ZoinsZoins Posts: 33,811 ✭✭✭✭✭
edited April 5, 2023 7:53AM in U.S. Coin Forum

I'm a fan of the Wilson Dollar as they commemorate the opening of a US mint.

While looking up some info on it this morning, I read that they circulated from ATS which I found very interesting. Does anyone know about this and is there any more information on these being used as currency?

ATS said:
As Spain had ceded the Philippine Islands to the United States after the Spanish-American War in December 1898, the new mint was to strike coinage that would replace the Spanish colonial money that was circulating. The Philippine Mint records show that 2,000 medals were struck on the first day of operation but does not clarify what metal type these were. While they were never legal tender, the pieces circulated in the Philippines prior to World War II. The mintage records show the following:

  • 2,200 pieces in silver (HK-449)
  • 3,700 pieces in copper (HK-450)
  • 5 pieces in gold (HK-1031)

Ref: https://www.ngccoin.com/news/article/7240/

Here's mine:

Comments

  • rickoricko Posts: 98,724 ✭✭✭✭✭

    @Zoins.... Does 'circulated' in your comment indicate use as currency? I guess the value would have been arbitrarily assigned since it has no denomination and the metal is not defined. Sounds more like barter than currency. Cheers, RickO

  • ZoinsZoins Posts: 33,811 ✭✭✭✭✭
    edited April 5, 2023 7:55AM

    @ricko said:
    @Zoins.... Does 'circulated' in your comment indicate use as currency? I guess the value would have been arbitrarily assigned since it has no denomination and the metal is not defined. Sounds more like barter than currency. Cheers, RickO

    I assume use as currency is what ATS meant by circulated given the context of the word:

    While they were never legal tender, the pieces circulated in the Philippines

    I assume the silver would either have been valued at silver content or have the value of silver Peso. I'm sure about the bronze pieces.

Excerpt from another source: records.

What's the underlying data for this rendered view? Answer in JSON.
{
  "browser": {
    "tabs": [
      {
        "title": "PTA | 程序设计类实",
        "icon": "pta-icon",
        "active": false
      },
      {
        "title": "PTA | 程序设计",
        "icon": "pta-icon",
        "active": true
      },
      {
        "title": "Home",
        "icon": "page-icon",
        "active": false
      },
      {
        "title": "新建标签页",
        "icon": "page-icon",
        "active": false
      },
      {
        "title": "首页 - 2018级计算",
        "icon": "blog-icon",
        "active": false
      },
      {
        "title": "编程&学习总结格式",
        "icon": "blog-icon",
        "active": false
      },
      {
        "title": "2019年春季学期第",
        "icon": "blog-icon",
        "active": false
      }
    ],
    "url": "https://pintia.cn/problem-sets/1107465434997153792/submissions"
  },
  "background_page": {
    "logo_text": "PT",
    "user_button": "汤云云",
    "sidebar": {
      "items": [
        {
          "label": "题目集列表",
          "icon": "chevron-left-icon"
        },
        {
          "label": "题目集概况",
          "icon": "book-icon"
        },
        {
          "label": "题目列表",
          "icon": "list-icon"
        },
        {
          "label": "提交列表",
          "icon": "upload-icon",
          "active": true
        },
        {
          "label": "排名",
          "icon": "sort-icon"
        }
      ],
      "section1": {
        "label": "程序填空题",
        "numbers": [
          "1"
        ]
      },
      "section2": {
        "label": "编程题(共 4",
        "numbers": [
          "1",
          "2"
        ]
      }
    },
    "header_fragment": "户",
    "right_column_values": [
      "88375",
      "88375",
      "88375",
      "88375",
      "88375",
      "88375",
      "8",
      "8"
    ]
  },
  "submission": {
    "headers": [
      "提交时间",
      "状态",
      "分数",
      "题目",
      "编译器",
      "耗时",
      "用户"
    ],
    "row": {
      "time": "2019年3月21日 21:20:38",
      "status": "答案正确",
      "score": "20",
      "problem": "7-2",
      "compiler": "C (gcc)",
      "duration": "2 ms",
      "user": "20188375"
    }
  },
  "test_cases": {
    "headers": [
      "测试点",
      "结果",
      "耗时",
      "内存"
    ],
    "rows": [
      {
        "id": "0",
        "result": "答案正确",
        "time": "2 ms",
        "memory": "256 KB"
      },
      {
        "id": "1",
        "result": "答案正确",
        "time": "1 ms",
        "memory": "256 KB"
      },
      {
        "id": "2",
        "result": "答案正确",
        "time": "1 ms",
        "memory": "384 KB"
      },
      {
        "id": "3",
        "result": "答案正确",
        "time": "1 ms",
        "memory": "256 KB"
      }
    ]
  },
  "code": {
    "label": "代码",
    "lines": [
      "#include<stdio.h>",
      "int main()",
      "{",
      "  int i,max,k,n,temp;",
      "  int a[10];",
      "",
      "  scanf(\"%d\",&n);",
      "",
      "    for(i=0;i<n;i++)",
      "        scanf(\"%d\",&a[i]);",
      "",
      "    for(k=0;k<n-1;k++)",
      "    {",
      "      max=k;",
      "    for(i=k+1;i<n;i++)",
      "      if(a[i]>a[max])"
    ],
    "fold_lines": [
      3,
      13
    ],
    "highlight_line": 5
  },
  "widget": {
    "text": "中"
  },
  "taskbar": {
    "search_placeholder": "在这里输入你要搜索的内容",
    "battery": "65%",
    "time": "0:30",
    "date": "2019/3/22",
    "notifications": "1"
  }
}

    Either way, it's very interesting that ATS wrote this and I'm curious to learn more.

  • rickoricko Posts: 98,724 ✭✭✭✭✭

    @Zoins.... Yes, very likely, and one 'could assume' the value being assigned as a dollar. Cheers, RickO

  • MaywoodMaywood Posts: 1,884 ✭✭✭✭✭

    :)

  • TrampTramp Posts: 652 ✭✭✭✭✭
    edited April 5, 2023 8:17AM

    Could circulated mean given out to the public as souvenirs rather than sold to the public or sold to collectors?

    USAF (Ret.) 1985 - 2005. E-4B Aircraft Maintenance Crew Chief and Contracting Officer.
    My current Registry sets:
    ✓ Everyman Mint State Carson City Morgan Dollars (1878 – 1893)
    ✓ Everyman Mint State Lincoln Cents (1909 – 1958)
    ✓ Morgan Dollar GSA Hoard (1878 – 1891)

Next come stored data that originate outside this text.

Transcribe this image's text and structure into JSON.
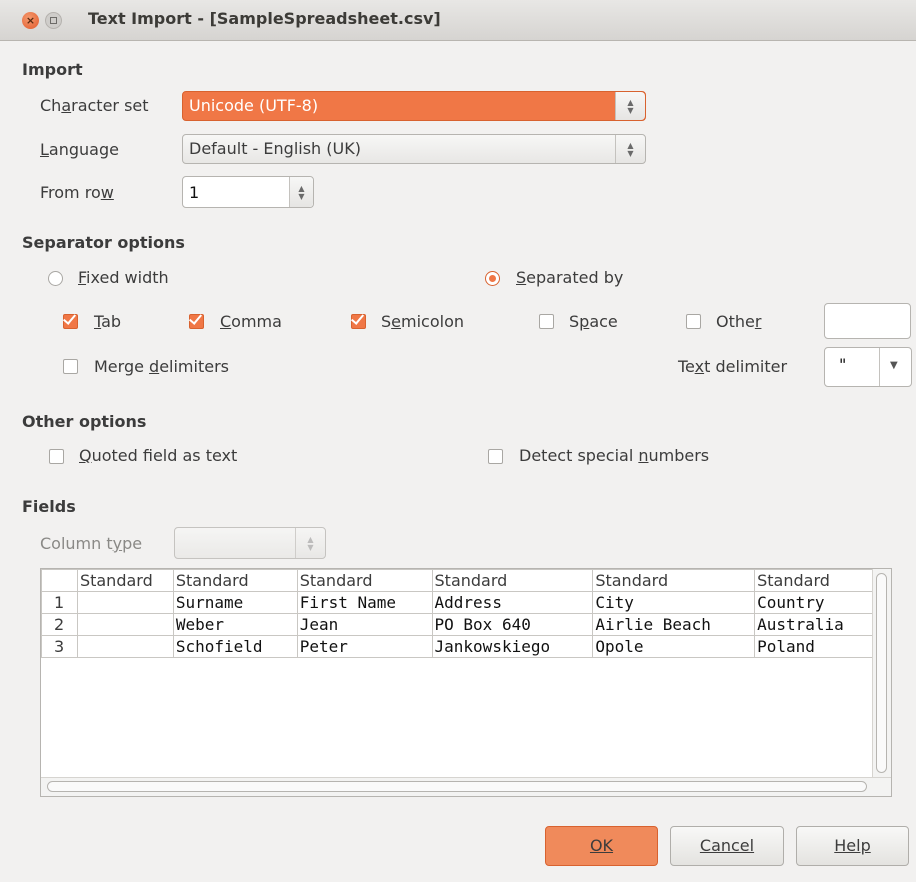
{
  "window": {
    "title": "Text Import - [SampleSpreadsheet.csv]"
  },
  "import": {
    "section": "Import",
    "charset_label": "Character set",
    "charset_value": "Unicode (UTF-8)",
    "language_label": "Language",
    "language_value": "Default - English (UK)",
    "fromrow_label": "From row",
    "fromrow_value": "1"
  },
  "separator": {
    "section": "Separator options",
    "fixed_width": "Fixed width",
    "separated_by": "Separated by",
    "tab": "Tab",
    "comma": "Comma",
    "semicolon": "Semicolon",
    "space": "Space",
    "other": "Other",
    "other_value": "",
    "merge": "Merge delimiters",
    "text_delim_label": "Text delimiter",
    "text_delim_value": "\""
  },
  "other_options": {
    "section": "Other options",
    "quoted": "Quoted field as text",
    "detect": "Detect special numbers"
  },
  "fields": {
    "section": "Fields",
    "column_type_label": "Column type",
    "headers": [
      "Standard",
      "Standard",
      "Standard",
      "Standard",
      "Standard",
      "Standard"
    ],
    "rows": [
      {
        "n": "1",
        "cells": [
          "",
          "Surname",
          "First Name",
          "Address",
          "City",
          "Country"
        ]
      },
      {
        "n": "2",
        "cells": [
          "",
          "Weber",
          "Jean",
          "PO Box 640",
          "Airlie Beach",
          "Australia"
        ]
      },
      {
        "n": "3",
        "cells": [
          "",
          "Schofield",
          "Peter",
          "Jankowskiego",
          "Opole",
          "Poland"
        ]
      }
    ]
  },
  "buttons": {
    "ok": "OK",
    "cancel": "Cancel",
    "help": "Help"
  }
}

  • JBKJBK Posts: 14,717 ✭✭✭✭✭

    I'm not saying it isn't true that they circulated, but it would be nice to see some footnotes on the source of the story. Sometimes when stories get repeated over the years some nuance or context is lost.

    A large dollar/peso sized silver medal might certainly have been accepted in a transaction.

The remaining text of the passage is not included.